2007 novel by Mischa Berlinski

Fieldwork is a 2007 novel by American journalist Mischa Berlinski. It was published by Farrar, Straus and Giroux and was a finalist that year for the National Book Award, eventually losing out to Denis Johnson's Tree of Smoke.

==Synopsis==
Set in Thailand, the novel is told from the point of view of a fictional narrator named Mischa Berlinski. It tells the story of a tribe called the Dyalo, a family of Protestant missionaries attempting to convert them to Christianity, and an anthropologist who is studying the tribe and who murders one of the missionaries and then commits suicide in prison.

==Reception==
The book received strongly positive reviews. In the Los Angeles Times, Tim Rutten called the book "a notable piece of first fiction -- at once deeply serious about questions of consequence and refreshingly mindful of traditional storytelling conventions." (Rutten did criticize what he called the author's "casual obeisance to fashionable postmodernism" in choosing to use his name for the fictional narrator.) Lara Tupper, in The Believer, described it as "a clever book, chock-full of David Foster Wallace–esque footnotes and moments of direct address." The Independents Boyd Tonkin described it as "an updated Somerset Maugham yarn", "[l]ush in its landscapes, dense in its ideas, always startlingly nimble and witty".

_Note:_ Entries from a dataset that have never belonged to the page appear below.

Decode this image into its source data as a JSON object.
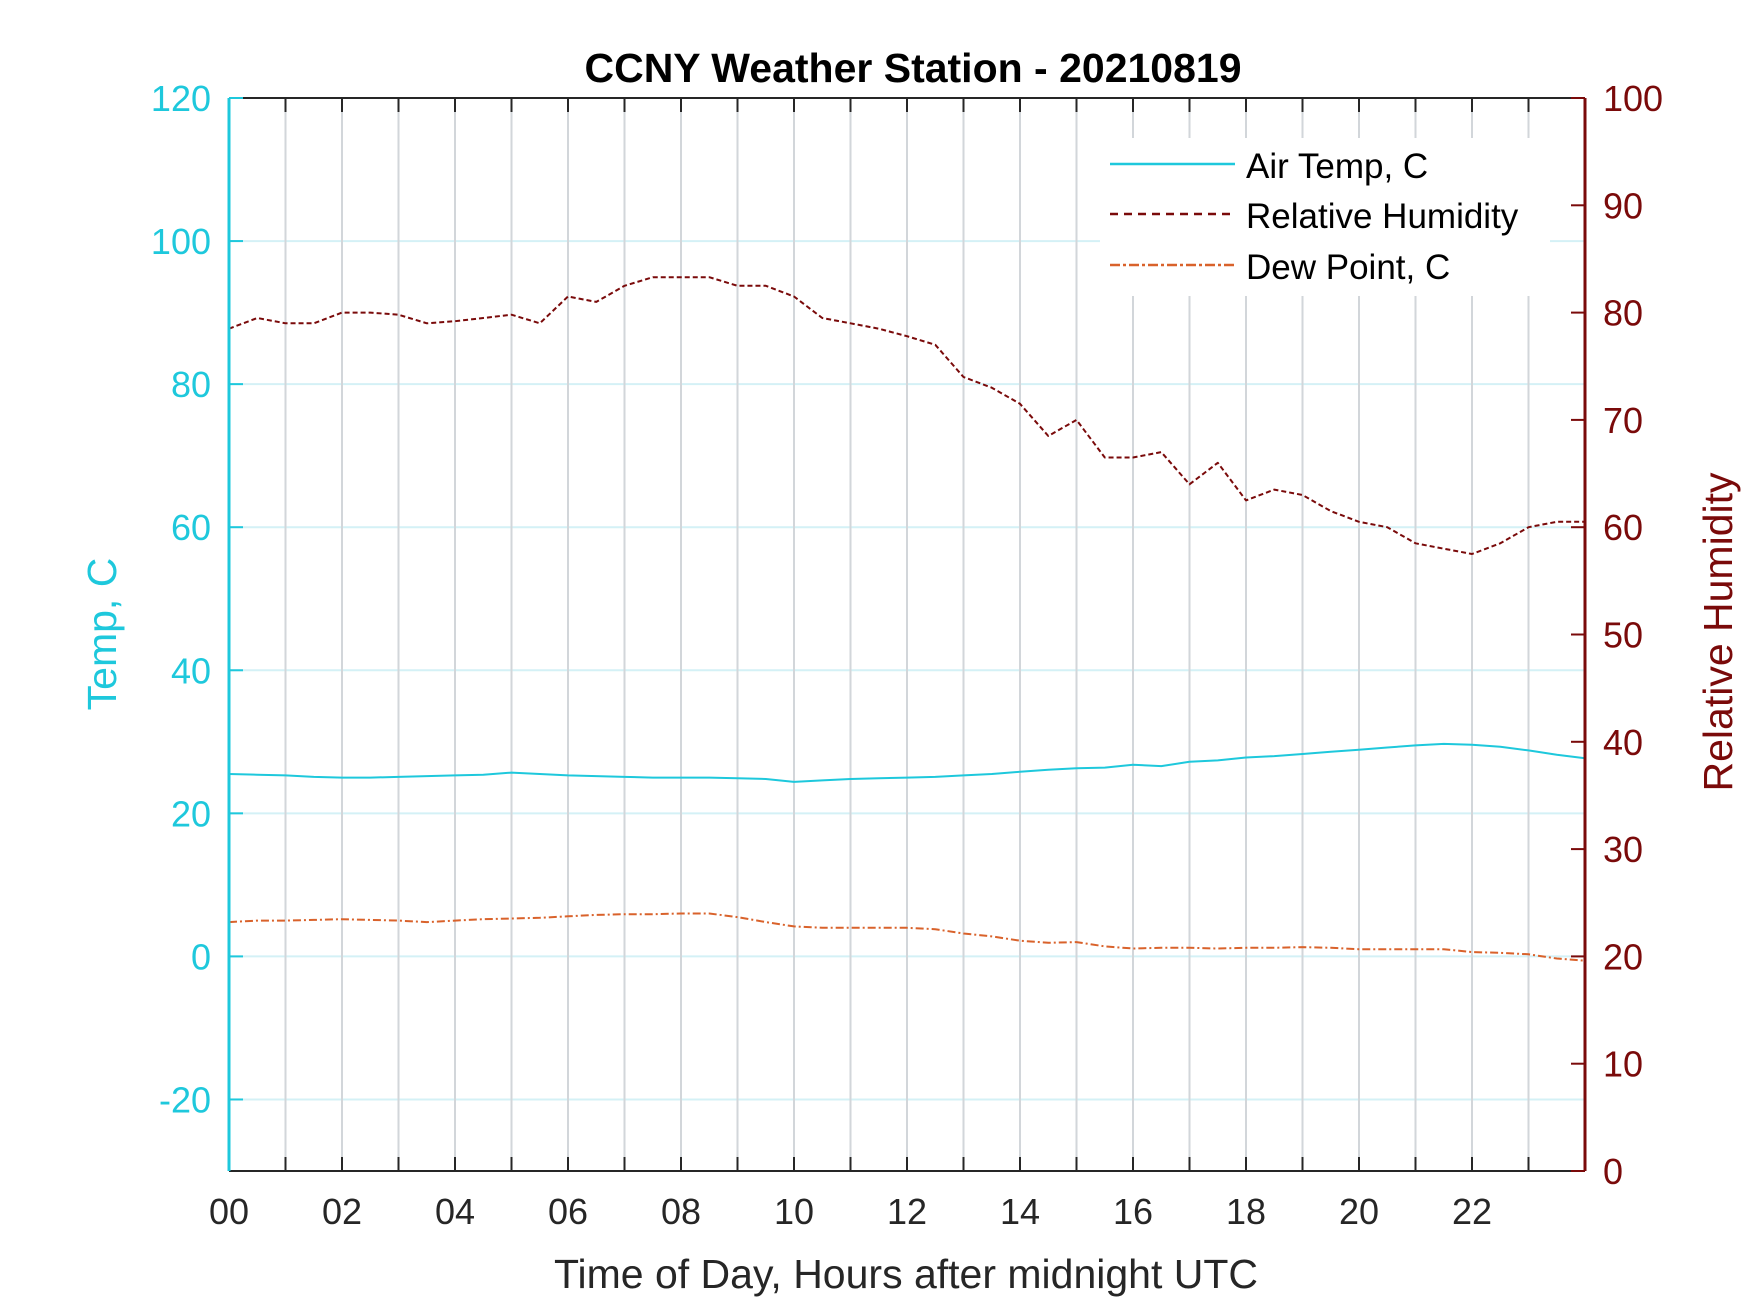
{
  "chart_data": {
    "type": "line",
    "title": "CCNY Weather Station - 20210819",
    "xlabel": "Time of Day, Hours after midnight UTC",
    "ylabel_left": "Temp, C",
    "ylabel_right": "Relative Humidity",
    "xlim": [
      0,
      24
    ],
    "ylim_left": [
      -30,
      120
    ],
    "ylim_right": [
      0,
      100
    ],
    "x_ticks": [
      0,
      2,
      4,
      6,
      8,
      10,
      12,
      14,
      16,
      18,
      20,
      22
    ],
    "x_tick_labels": [
      "00",
      "02",
      "04",
      "06",
      "08",
      "10",
      "12",
      "14",
      "16",
      "18",
      "20",
      "22"
    ],
    "y_left_ticks": [
      -20,
      0,
      20,
      40,
      60,
      80,
      100,
      120
    ],
    "y_right_ticks": [
      0,
      10,
      20,
      30,
      40,
      50,
      60,
      70,
      80,
      90,
      100
    ],
    "grid": true,
    "legend_position": "top-right",
    "colors": {
      "air_temp": "#1ec8dc",
      "humidity": "#7a0a0a",
      "dew_point": "#d9622b",
      "left_axis": "#1ec8dc",
      "right_axis": "#7a0a0a",
      "grid_vertical": "#d2d6da",
      "grid_horizontal": "#d4f1f6"
    },
    "series": [
      {
        "name": "Air Temp, C",
        "axis": "left",
        "style": "solid",
        "x": [
          0,
          0.5,
          1,
          1.5,
          2,
          2.5,
          3,
          3.5,
          4,
          4.5,
          5,
          5.5,
          6,
          6.5,
          7,
          7.5,
          8,
          8.5,
          9,
          9.5,
          10,
          10.5,
          11,
          11.5,
          12,
          12.5,
          13,
          13.5,
          14,
          14.5,
          15,
          15.5,
          16,
          16.5,
          17,
          17.5,
          18,
          18.5,
          19,
          19.5,
          20,
          20.5,
          21,
          21.5,
          22,
          22.5,
          23,
          23.5,
          24
        ],
        "y": [
          25.5,
          25.4,
          25.3,
          25.1,
          25.0,
          25.0,
          25.1,
          25.2,
          25.3,
          25.4,
          25.7,
          25.5,
          25.3,
          25.2,
          25.1,
          25.0,
          25.0,
          25.0,
          24.9,
          24.8,
          24.4,
          24.6,
          24.8,
          24.9,
          25.0,
          25.1,
          25.3,
          25.5,
          25.8,
          26.1,
          26.3,
          26.4,
          26.8,
          26.6,
          27.2,
          27.4,
          27.8,
          28.0,
          28.3,
          28.6,
          28.9,
          29.2,
          29.5,
          29.7,
          29.6,
          29.3,
          28.8,
          28.2,
          27.7
        ]
      },
      {
        "name": "Relative Humidity",
        "axis": "right",
        "style": "dashed",
        "x": [
          0,
          0.5,
          1,
          1.5,
          2,
          2.5,
          3,
          3.5,
          4,
          4.5,
          5,
          5.5,
          6,
          6.5,
          7,
          7.5,
          8,
          8.5,
          9,
          9.5,
          10,
          10.5,
          11,
          11.5,
          12,
          12.5,
          13,
          13.5,
          14,
          14.5,
          15,
          15.5,
          16,
          16.5,
          17,
          17.5,
          18,
          18.5,
          19,
          19.5,
          20,
          20.5,
          21,
          21.5,
          22,
          22.5,
          23,
          23.5,
          24
        ],
        "y": [
          78.5,
          79.5,
          79.0,
          79.0,
          80.0,
          80.0,
          79.8,
          79.0,
          79.2,
          79.5,
          79.8,
          79.0,
          81.5,
          81.0,
          82.5,
          83.3,
          83.3,
          83.3,
          82.5,
          82.5,
          81.5,
          79.5,
          79.0,
          78.5,
          77.8,
          77.0,
          74.0,
          73.0,
          71.5,
          68.5,
          70.0,
          66.5,
          66.5,
          67.0,
          64.0,
          66.0,
          62.5,
          63.5,
          63.0,
          61.5,
          60.5,
          60.0,
          58.5,
          58.0,
          57.5,
          58.5,
          60.0,
          60.5,
          60.5
        ]
      },
      {
        "name": "Dew Point, C",
        "axis": "left",
        "style": "dashdot",
        "x": [
          0,
          0.5,
          1,
          1.5,
          2,
          2.5,
          3,
          3.5,
          4,
          4.5,
          5,
          5.5,
          6,
          6.5,
          7,
          7.5,
          8,
          8.5,
          9,
          9.5,
          10,
          10.5,
          11,
          11.5,
          12,
          12.5,
          13,
          13.5,
          14,
          14.5,
          15,
          15.5,
          16,
          16.5,
          17,
          17.5,
          18,
          18.5,
          19,
          19.5,
          20,
          20.5,
          21,
          21.5,
          22,
          22.5,
          23,
          23.5,
          24
        ],
        "y": [
          4.8,
          5.0,
          5.0,
          5.1,
          5.2,
          5.1,
          5.0,
          4.8,
          5.0,
          5.2,
          5.3,
          5.4,
          5.6,
          5.8,
          5.9,
          5.9,
          6.0,
          6.0,
          5.5,
          4.8,
          4.2,
          4.0,
          4.0,
          4.0,
          4.0,
          3.8,
          3.2,
          2.8,
          2.2,
          1.9,
          2.0,
          1.4,
          1.1,
          1.2,
          1.2,
          1.1,
          1.2,
          1.2,
          1.3,
          1.2,
          1.0,
          1.0,
          1.0,
          1.0,
          0.6,
          0.5,
          0.3,
          -0.3,
          -0.6
        ]
      }
    ]
  }
}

A less positive review came from Sophia Asare of Entertainment Weekly, who gave the book a B-minus grade, calling it "a rich yet cumbersome travelogue". However, a second Entertainment Weekly article about the book, written by Stephen King and entitled "How to Bury a Book", was more laudatory: "This is a great story. It has an exotic locale, mystery, and a narrative voice full of humor and sadness. Reading Fieldwork is like discovering an unpublished Robertson Davies novel; as with Davies, you can't stop reading until midnight (good), and you don't hate yourself in the morning (better)." King went on to criticize the publisher for its choice of a bland title and cover design, asking, "Why, why, why would a company publish a book this good and then practically demand that people not read it? Why should this book go to waste?" King's column yielded additional attention and sales for Fieldwork; when Berlinski was awarded a 2008 Whiting Writers' Award, he commented to an interviewer about his "luck" that "Stephen King, the most famous writer in the world, picked up my book because he didn't like the cover."